Shaffer’s county-level title was award in combination with a gold medal of valor for assisting in saving the life of a fellow firefighter who was pinned underneath a truck after a traffic accident last January. Shaffer received her county award alongside paramedic Katie Johnson, who also received a medal of valor and the department’s “paramedic of the year” award. Their award ceremony marked the first time two female members of the department simultaneously received the department’s highest honors, Gomez said.
Johnson, who had has been a member of the county fire department for 11 years, said that she isn’t surprised two women clenched both titles.

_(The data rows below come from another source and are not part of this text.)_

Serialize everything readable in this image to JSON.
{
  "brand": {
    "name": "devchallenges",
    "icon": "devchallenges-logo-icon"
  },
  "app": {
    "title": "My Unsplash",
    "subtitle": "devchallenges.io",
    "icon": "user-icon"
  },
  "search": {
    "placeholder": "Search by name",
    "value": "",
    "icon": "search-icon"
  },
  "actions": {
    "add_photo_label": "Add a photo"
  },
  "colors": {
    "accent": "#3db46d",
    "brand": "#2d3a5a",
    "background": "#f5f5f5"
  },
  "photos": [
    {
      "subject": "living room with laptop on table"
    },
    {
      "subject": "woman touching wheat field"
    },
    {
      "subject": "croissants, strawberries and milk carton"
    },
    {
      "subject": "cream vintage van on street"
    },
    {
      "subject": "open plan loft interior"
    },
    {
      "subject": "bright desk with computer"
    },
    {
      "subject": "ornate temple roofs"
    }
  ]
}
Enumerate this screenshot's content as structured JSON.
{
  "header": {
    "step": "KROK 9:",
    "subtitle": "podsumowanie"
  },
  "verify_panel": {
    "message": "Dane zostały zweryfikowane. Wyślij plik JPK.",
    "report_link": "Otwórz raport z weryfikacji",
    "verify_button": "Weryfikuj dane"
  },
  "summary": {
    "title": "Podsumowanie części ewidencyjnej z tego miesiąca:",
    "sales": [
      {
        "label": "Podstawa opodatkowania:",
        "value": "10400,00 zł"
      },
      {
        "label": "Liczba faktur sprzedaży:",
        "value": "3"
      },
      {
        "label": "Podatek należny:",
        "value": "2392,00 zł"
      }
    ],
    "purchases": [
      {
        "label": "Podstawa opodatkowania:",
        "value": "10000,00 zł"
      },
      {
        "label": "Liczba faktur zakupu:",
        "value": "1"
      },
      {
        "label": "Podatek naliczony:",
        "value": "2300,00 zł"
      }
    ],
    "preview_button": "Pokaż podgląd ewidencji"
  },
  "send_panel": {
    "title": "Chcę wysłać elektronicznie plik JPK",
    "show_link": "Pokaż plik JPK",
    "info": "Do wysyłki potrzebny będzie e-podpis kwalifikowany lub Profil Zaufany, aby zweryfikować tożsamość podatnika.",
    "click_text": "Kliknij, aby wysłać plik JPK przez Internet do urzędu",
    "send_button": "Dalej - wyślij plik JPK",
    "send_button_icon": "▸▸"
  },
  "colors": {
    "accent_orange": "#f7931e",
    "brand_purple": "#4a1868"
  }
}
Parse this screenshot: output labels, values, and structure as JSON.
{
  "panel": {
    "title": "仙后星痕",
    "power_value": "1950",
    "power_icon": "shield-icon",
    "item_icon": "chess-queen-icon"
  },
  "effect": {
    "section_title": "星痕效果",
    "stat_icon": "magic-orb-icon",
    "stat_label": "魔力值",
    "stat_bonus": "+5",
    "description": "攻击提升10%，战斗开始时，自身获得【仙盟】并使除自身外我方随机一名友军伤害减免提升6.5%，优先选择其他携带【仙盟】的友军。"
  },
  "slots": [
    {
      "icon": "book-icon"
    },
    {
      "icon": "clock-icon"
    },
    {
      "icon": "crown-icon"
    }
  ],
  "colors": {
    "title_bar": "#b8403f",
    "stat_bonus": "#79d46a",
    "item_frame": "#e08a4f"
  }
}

“It’s a male-dominated profession, it has been for years and years,” she said. “But I don’t think it should be such a big deal that it was two women [who received the county awards]. I’m a firefighter/paramedic. I don’t want to be labeled as a female firefighter/paramedic.”
Working 24-hour shifts that begin at 7 a.m., Shaffer said gender stereotypes aren’t the first thing on her mind.
“The station gets 30-plus calls a day,” she said. “You put in a lot of hours, which could be challenging. Physically, it can be demanding. But I don’t think it’s ever challenging if you enjoy what you do. It’s all worth it in the end.”